There are two other elements of the accessibility initiative that I wanted to mention. One is really focused on the instructions, because two-thirds of our recommendations from the accessibility review have been about the instructions. So we've set up a separate fast-track process that can benefit all of the marketed tests. We'd like to develop a general format that all companies can use that is simplified, has larger type, has a new layout, and we will make this available so that any company, whether they're working with us or not as they're developing their instructions, can use this template [applause].

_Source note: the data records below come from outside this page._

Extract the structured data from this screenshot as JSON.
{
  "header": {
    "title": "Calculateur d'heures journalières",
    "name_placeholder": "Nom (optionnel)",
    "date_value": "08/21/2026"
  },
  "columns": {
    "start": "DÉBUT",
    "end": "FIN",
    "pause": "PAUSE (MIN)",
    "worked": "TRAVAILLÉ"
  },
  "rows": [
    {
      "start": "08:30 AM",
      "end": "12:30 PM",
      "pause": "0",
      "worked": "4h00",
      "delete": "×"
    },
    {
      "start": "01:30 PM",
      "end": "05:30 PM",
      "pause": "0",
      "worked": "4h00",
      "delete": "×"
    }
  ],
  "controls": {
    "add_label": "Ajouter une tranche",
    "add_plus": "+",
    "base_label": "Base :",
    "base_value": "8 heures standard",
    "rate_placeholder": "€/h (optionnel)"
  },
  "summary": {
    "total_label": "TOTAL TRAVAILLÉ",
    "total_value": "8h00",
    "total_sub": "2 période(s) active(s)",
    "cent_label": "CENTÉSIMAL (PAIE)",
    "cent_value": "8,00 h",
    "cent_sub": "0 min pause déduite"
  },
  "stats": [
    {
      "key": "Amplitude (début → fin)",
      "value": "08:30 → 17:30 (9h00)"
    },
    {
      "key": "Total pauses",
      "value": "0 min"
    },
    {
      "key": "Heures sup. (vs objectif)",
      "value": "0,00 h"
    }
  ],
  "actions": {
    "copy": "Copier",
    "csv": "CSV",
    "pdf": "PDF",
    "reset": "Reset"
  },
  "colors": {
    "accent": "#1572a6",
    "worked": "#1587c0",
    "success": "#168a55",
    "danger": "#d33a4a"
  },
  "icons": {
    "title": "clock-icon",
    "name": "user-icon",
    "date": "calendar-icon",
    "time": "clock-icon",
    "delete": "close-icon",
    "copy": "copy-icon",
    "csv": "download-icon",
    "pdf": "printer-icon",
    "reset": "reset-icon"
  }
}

For web-accessible instructions, we are addressing packaging for rapid access to the relevant instructions, such as QR codes. I was really interested to hear what Kellogg has—that you can do that from four feet away is brilliant. The FDA is poised to help, as I said, and they will review the new instructions after all the users have agreed that the instructions are now actually helpful.

The other effort that we're doing is a best practices effort, because what we'd like is for the work that we're doing to benefit all test manufacturing. Now home tests are commonplace because of COVID, and there are going to be other tests for other disorders: glucose tests, flu test, pregnancy tests. We want accessibility guidelines to be available to manufacturers so they can design with accessibility in mind from the outset [applause].

So in conclusion, everybody at RADx is really excited about this initiative. We recognize that accessibility improvements will benefit everybody, and we're very grateful to the NFB for their role in not only stimulating this work, but for their ongoing support and advice as we work together to create accessible COVID tests. Thank you very much [cheering and applause].